👤by Matthew Hodgson Comments 📅19-09-19
Closer Look
If you’ve seen any GIGABYTE AORUS motherboard from the past 18 months or so, the styling will be familiar. The black and silver theme looks great, if you ask us, lending itself well to the addition of RGB components which is all the rage right now. The AORUS PRO houses a couple of small RGB strips, one within the large block covering the rear IO and another behind the bottom-left section of the motherboard where the integrated soundcard resides.
The board conforms to the usual ATX standard, 305mm x 244mm so will fit into most cases.

Lined up around the AM4 CPU socket is a 12+2 phase IR digital power design supplied by an 8+4 power connection in the top-left. Keeping the VRMs cool is a two-part heatsink, with an extensive fin array for massively increased surface area (around 300% more than a typical heatsink of equal size), joined up by a direct-touch heatpipe for optimal thermal transfer.

The four DRAM slots feature GIGABYTE’s Ultra Durable Memory Armour that prevents against PCB distortion, twisting or bending and reduces the chance of any possibly ESD interference for better memory stability.
DDR4 memory support extends all the way up to 4400MHz via XMP profiles. GIGABYTE work closely with memory vendors and go through rigorous testing procedures to ensure their motherboards with over 1000 different memory kits for the best possible compatibility.

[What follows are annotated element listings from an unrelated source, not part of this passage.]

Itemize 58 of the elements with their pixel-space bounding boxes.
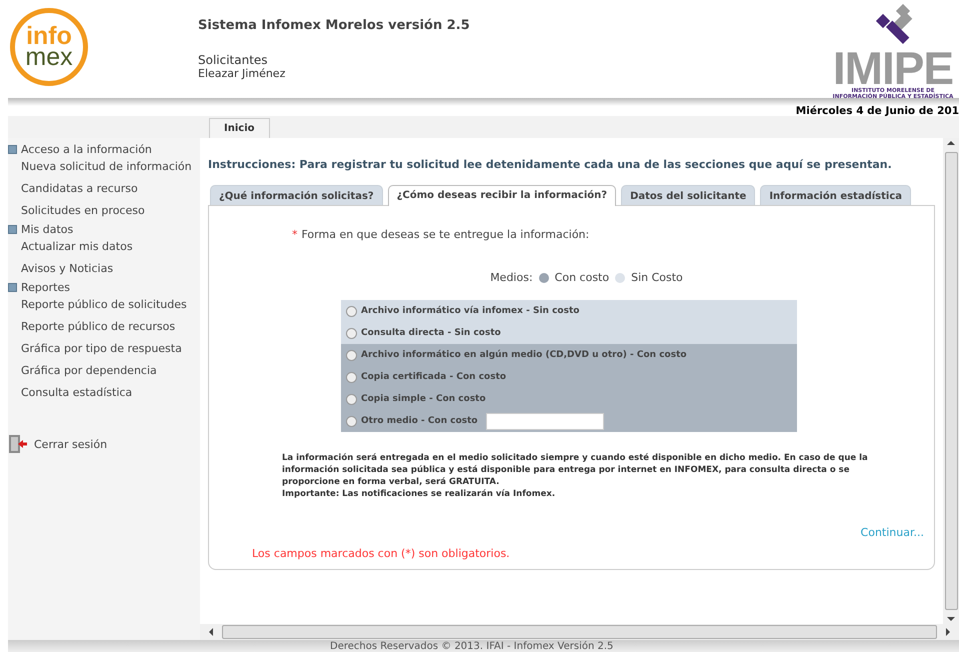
filter-label: Con costo bbox=[554, 271, 610, 284]
option-label: Otro medio - Con costo bbox=[361, 416, 478, 426]
instructions-text: Instrucciones: Para registrar tu solicitud lee detenidamente cada una de las secciones que aquí se presentan. bbox=[208, 158, 893, 171]
menu-item[interactable]: Actualizar mis datos bbox=[8, 236, 200, 258]
medios-label: Medios: bbox=[490, 271, 533, 284]
menu-group[interactable]: Reportes bbox=[21, 280, 70, 294]
filter-radio[interactable] bbox=[538, 272, 549, 282]
form-tab[interactable]: Información estadística bbox=[760, 185, 911, 205]
menu-group[interactable]: Acceso a la información bbox=[21, 142, 152, 156]
menu-item[interactable]: Reporte público de solicitudes bbox=[8, 294, 200, 316]
system-title: Sistema Infomex Morelos versión 2.5 bbox=[198, 18, 471, 33]
radio-button[interactable] bbox=[346, 372, 357, 382]
scroll-right-icon[interactable] bbox=[946, 628, 950, 636]
menu-item[interactable]: Candidatas a recurso bbox=[8, 178, 200, 200]
menu-item[interactable]: Nueva solicitud de información bbox=[8, 156, 200, 178]
scroll-left-icon[interactable] bbox=[209, 628, 213, 636]
radio-button[interactable] bbox=[346, 328, 357, 338]
institute-name: IMIPE bbox=[832, 48, 954, 88]
menu-item[interactable]: Solicitudes en proceso bbox=[8, 200, 200, 222]
question-label: Forma en que deseas se te entregue la información: bbox=[302, 228, 590, 241]
form-tab[interactable]: ¿Cómo deseas recibir la información? bbox=[388, 185, 616, 206]
user-role: Solicitantes bbox=[198, 53, 269, 67]
home-tab[interactable]: Inicio bbox=[209, 118, 270, 138]
option-label: Archivo informático en algún medio (CD,DVD u otro) - Con costo bbox=[361, 350, 687, 360]
radio-button[interactable] bbox=[346, 350, 357, 360]
form-tab[interactable]: ¿Qué información solicitas? bbox=[210, 185, 383, 205]
date-label: Miércoles 4 de Junio de 201 bbox=[796, 106, 959, 116]
notice-text: Importante: Las notificaciones se realizarán vía Infomex. bbox=[282, 488, 556, 500]
scroll-up-icon[interactable] bbox=[947, 141, 955, 145]
infomex-logo: info mex bbox=[10, 8, 88, 86]
radio-button[interactable] bbox=[346, 416, 357, 426]
option-label: Copia certificada - Con costo bbox=[361, 372, 506, 382]
user-name: Eleazar Jiménez bbox=[198, 67, 286, 80]
menu-item[interactable]: Gráfica por tipo de respuesta bbox=[8, 338, 200, 360]
required-note: Los campos marcados con (*) son obligatorios. bbox=[251, 547, 511, 560]
option-label: Copia simple - Con costo bbox=[361, 394, 486, 404]
expand-icon[interactable] bbox=[8, 282, 17, 292]
expand-icon[interactable] bbox=[8, 224, 17, 234]
form-tab[interactable]: Datos del solicitante bbox=[621, 185, 756, 205]
notice-text: La información será entregada en el medio solicitado siempre y cuando esté disponible en dicho medio. En caso de que la información solicitada sea pública y está disponible para entrega por internet en INFOMEX, para consulta directa o se proporcione en forma verbal, será GRATUITA. bbox=[282, 452, 869, 488]
filter-label: Sin Costo bbox=[631, 271, 683, 284]
menu-group[interactable]: Mis datos bbox=[21, 222, 74, 236]
exit-door-icon[interactable] bbox=[8, 434, 28, 454]
option-label: Archivo informático vía infomex - Sin costo bbox=[361, 306, 580, 316]
input-field[interactable] bbox=[486, 412, 604, 430]
logout-link[interactable]: Cerrar sesión bbox=[34, 438, 108, 450]
menu-item[interactable]: Gráfica por dependencia bbox=[8, 360, 200, 382]
required-mark: * bbox=[292, 228, 298, 241]
footer-text: Derechos Reservados © 2013. IFAI - Infomex Versión 2.5 bbox=[330, 641, 614, 652]
menu-item[interactable]: Consulta estadística bbox=[8, 382, 200, 404]
radio-button[interactable] bbox=[346, 306, 357, 316]
filter-radio[interactable] bbox=[615, 272, 626, 282]
radio-button[interactable] bbox=[346, 394, 357, 404]
menu-item[interactable]: Avisos y Noticias bbox=[8, 258, 200, 280]
menu-item[interactable]: Reporte público de recursos bbox=[8, 316, 200, 338]
expand-icon[interactable] bbox=[8, 144, 17, 154]
option-label: Consulta directa - Sin costo bbox=[361, 328, 501, 338]
horizontal-scrollbar[interactable] bbox=[200, 624, 959, 640]
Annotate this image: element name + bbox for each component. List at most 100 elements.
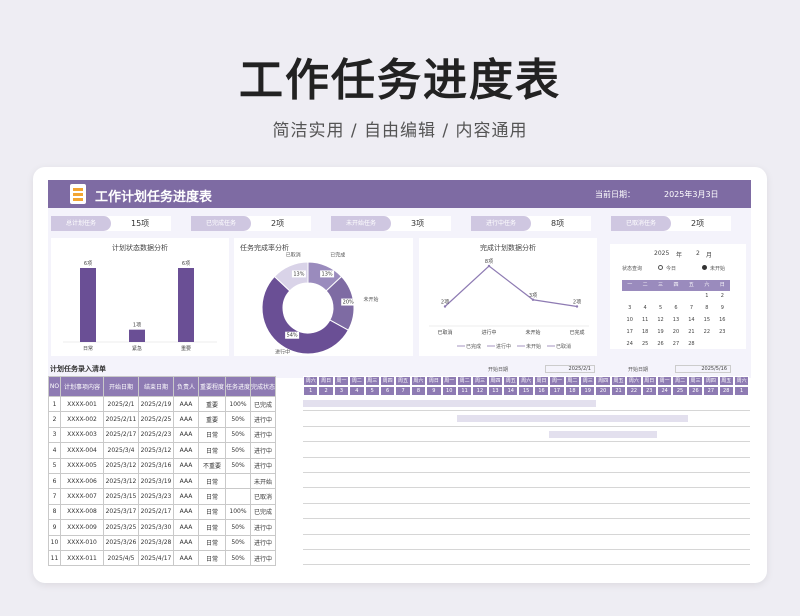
calendar-day[interactable]: 16 <box>715 317 730 324</box>
table-cell[interactable]: XXXX-002 <box>60 411 104 428</box>
calendar-day[interactable]: 13 <box>668 317 683 324</box>
table-cell[interactable]: 日常 <box>198 442 226 459</box>
table-cell[interactable]: AAA <box>173 442 199 459</box>
table-row[interactable]: 10 XXXX-010 2025/3/26 2025/3/28 AAA 日常 50% 进行中 <box>48 534 277 551</box>
calendar-day[interactable]: 3 <box>622 305 637 312</box>
table-cell[interactable]: 4 <box>48 442 61 459</box>
calendar-day[interactable] <box>684 293 699 300</box>
table-cell[interactable]: XXXX-005 <box>60 457 104 474</box>
calendar-month[interactable]: 2 <box>696 250 700 257</box>
calendar-day[interactable] <box>699 341 714 348</box>
calendar-day[interactable]: 17 <box>622 329 637 336</box>
calendar-day[interactable]: 2 <box>715 293 730 300</box>
calendar-day[interactable]: 7 <box>684 305 699 312</box>
table-cell[interactable]: AAA <box>173 503 199 521</box>
table-row[interactable]: 9 XXXX-009 2025/3/25 2025/3/30 AAA 日常 50% 进行中 <box>48 519 277 536</box>
table-cell[interactable]: 2025/2/23 <box>138 426 174 444</box>
table-cell[interactable]: 9 <box>48 519 61 536</box>
table-cell[interactable]: 未开始 <box>250 472 277 490</box>
table-cell[interactable]: AAA <box>173 411 199 428</box>
calendar-day[interactable]: 9 <box>715 305 730 312</box>
table-row[interactable]: 3 XXXX-003 2025/2/17 2025/2/23 AAA 日常 50% 进行中 <box>48 426 277 444</box>
table-cell[interactable]: 2025/3/16 <box>138 457 174 474</box>
table-cell[interactable]: XXXX-004 <box>60 442 104 459</box>
table-cell[interactable]: XXXX-010 <box>60 534 104 551</box>
calendar-day[interactable]: 28 <box>684 341 699 348</box>
table-cell[interactable]: 日常 <box>198 549 226 567</box>
table-cell[interactable]: 50% <box>224 519 252 536</box>
calendar-day[interactable]: 22 <box>699 329 714 336</box>
table-cell[interactable]: 日常 <box>198 488 226 505</box>
table-cell[interactable]: 5 <box>48 457 61 474</box>
table-cell[interactable]: 已完成 <box>250 503 277 521</box>
table-cell[interactable]: 日常 <box>198 426 226 444</box>
calendar-year[interactable]: 2025 <box>654 250 669 257</box>
calendar-day[interactable] <box>637 293 652 300</box>
table-cell[interactable]: 2025/2/19 <box>138 395 174 413</box>
table-cell[interactable]: 3 <box>48 426 61 444</box>
table-cell[interactable]: 50% <box>224 549 252 567</box>
calendar-day[interactable]: 26 <box>653 341 668 348</box>
table-cell[interactable]: AAA <box>173 457 199 474</box>
table-cell[interactable]: 50% <box>224 411 252 428</box>
table-cell[interactable]: 2025/3/28 <box>138 534 174 551</box>
start-date-input[interactable]: 2025/2/1 <box>545 365 595 373</box>
table-cell[interactable]: 2025/3/25 <box>103 519 139 536</box>
calendar-day[interactable]: 4 <box>637 305 652 312</box>
table-cell[interactable]: XXXX-009 <box>60 519 104 536</box>
table-cell[interactable]: 50% <box>224 457 252 474</box>
calendar-day[interactable]: 21 <box>684 329 699 336</box>
calendar-day[interactable]: 12 <box>653 317 668 324</box>
table-cell[interactable]: 不重要 <box>198 457 226 474</box>
calendar-day[interactable] <box>653 293 668 300</box>
calendar-day[interactable]: 20 <box>668 329 683 336</box>
table-cell[interactable]: 2025/2/11 <box>103 411 139 428</box>
table-cell[interactable]: 2025/3/23 <box>138 488 174 505</box>
table-cell[interactable]: AAA <box>173 534 199 551</box>
calendar-day[interactable]: 27 <box>668 341 683 348</box>
table-cell[interactable]: 50% <box>224 442 252 459</box>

Also located in this region are a pair of CPU 4-pin PWM fan connections and a pair of RGB headers. The small white button is GIGABYTE’s Q Flash Plus, allowing you to upgrade the BIOS on the motherboard without a CPU, GPU or RAM installed, handy for a variety of reasons. Finally, there’s the 24-pin motherboard power connection, a trio of PWM 4-pin fan headers and a USB 3.2 Gen 1 front header.

The bottom half of the X570 AORUS PRO is kitted out with several PCI-E devices, all operating on the new 4.0 specification brought about by AMD’s 3000-series processors.

There’s a couple of NVMe slots, both of which are adorned with Thermal Guard heatsinks which, in theory, help to reduce the temperature of power-hungry NVMe drives to preserve peak performance for longer. These may be particularly useful for the current crop of PCI-E 4.0 NVMe drives with a considerable increase in bandwidth over their 3.0 counterparts.

Alongside the M.2 ports are three PCI-E x16 slots, two of which feature GIGABYTE’s Ultra Dural PCI-E Armour for a much stronger port. This is arguably much more important than the armour wrapped around the DRAM slots with the weight of some GPUs and their triple slot coolers posing a real threat to some weaker all-plastic slot designs. Finally there’s a couple of PCI-E x1 ports for smaller add-in cards.

Rounding out the AORUS PRO’s storage options, in the bottom-right of the board are six 90° SATA 3.0 headers.